报告题目： Illuminating the 3D Structure of RNA with 3DNA-DSSR
报告人： Xiang-Jun Lu（Columbia University）
Insight into the intricate 3D architecture of RNA is essential to understanding its cellular functions and facilitates the design of nanostructures based on structural motifs. However, even small non-coding RNA molecules (such as tRNA, riboswitches, and ribozymes) contain features that are overlooked by existing bioinformatics tools. DSSR (Dissecting the Spatial Structure of RNA, http://docs.x3dna.org/dssr-manual.pdf) is an integrated tool for analyzing and annotating RNA tertiary structures, built upon the widely cited 3DNA suite of software programs. DSSR has been created from the bottom up to streamline the characterization of 3D structure of RNA, automatically and consistently. Over the past few years, DSSR has quickly become a de facto cornerstone tool for RNA structural bioinformatics, enabling a broad range of applications. Specifically, DSSR is a tool that analyzes experimentally determined RNA structures, a means to collect and analyze structural features (including kink-turns and G-quadruplexes) across known 3D structures, and a component of other bioinformatics resources. Notably, DSSR has been integrated into Jmol and PyMOL, two popular 3D molecular viewers. The DSSR-Jmol integration fills a gap in RNA structural bioinformatics and brings 3D RNA visualization to an entirely new level. If you are interested in making sense of the 3D structure of RNA (e.g., those in the PDB), you may find DSSR helpful (http://forum.x3dna.org/).

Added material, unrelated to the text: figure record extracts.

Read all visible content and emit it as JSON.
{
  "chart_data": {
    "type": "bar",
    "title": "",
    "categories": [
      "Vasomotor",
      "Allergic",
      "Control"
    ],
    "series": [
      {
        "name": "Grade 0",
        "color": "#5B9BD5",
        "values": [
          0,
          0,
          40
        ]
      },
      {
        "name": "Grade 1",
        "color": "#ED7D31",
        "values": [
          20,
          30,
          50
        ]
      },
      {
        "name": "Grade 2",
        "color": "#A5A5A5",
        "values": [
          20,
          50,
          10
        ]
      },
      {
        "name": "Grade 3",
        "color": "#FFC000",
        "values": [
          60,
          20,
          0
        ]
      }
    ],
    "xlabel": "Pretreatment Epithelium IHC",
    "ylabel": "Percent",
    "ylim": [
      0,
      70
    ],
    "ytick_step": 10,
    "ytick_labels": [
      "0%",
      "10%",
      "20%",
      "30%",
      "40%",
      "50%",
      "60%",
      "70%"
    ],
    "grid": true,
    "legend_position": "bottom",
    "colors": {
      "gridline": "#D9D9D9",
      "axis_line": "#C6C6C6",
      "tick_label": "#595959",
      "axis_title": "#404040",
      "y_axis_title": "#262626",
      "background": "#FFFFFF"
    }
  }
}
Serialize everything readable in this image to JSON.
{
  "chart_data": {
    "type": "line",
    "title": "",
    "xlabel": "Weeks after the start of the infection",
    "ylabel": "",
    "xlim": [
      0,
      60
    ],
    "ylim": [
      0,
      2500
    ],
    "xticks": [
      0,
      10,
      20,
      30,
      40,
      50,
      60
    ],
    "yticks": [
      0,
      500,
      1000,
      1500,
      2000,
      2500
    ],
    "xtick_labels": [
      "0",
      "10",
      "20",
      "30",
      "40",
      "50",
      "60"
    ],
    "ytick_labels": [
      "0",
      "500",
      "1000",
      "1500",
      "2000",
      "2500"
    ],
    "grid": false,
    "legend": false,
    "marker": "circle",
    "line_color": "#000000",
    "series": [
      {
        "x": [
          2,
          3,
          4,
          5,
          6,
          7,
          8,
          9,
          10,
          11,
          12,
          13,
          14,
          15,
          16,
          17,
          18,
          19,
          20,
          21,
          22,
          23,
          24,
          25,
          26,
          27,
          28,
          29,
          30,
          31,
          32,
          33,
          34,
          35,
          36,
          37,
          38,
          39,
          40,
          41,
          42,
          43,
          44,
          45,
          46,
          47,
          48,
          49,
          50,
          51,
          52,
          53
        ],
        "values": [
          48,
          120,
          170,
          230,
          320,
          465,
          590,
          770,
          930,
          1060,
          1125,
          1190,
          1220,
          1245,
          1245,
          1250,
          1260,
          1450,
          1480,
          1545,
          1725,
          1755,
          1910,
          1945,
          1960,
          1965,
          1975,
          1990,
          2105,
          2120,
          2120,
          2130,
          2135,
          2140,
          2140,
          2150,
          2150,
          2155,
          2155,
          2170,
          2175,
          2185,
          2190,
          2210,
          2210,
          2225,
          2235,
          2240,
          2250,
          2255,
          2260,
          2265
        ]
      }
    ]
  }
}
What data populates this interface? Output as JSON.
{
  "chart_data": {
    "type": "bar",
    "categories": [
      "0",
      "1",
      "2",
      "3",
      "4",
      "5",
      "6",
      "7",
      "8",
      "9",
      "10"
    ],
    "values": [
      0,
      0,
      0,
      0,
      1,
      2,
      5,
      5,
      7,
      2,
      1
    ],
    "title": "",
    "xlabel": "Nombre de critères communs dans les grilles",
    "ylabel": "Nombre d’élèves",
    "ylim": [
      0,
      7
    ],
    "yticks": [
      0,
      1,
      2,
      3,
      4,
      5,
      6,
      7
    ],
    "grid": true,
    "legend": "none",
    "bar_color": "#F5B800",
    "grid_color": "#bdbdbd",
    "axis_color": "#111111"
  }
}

Xiang-Jun Lu, a world-leading expert in computational structural biology, specializing in the structural bioinformatics of DNA, RNA, and their complexes with proteins. He is a Research Scientist at the Department of Biological Sciences, Columbia University, and has been Principal Investigator (PI) of NIH-funded R01 awards since 2011. He is the creator of 3DNA, a standard tool for building and analyzing nucleic acid structures. He has 45 peer-reviewed research publications in professional journals such as Nature Protocols, PNAS, Nucleic Acids Res, and J Mol Biol, and his papers have received about 5,000 citations.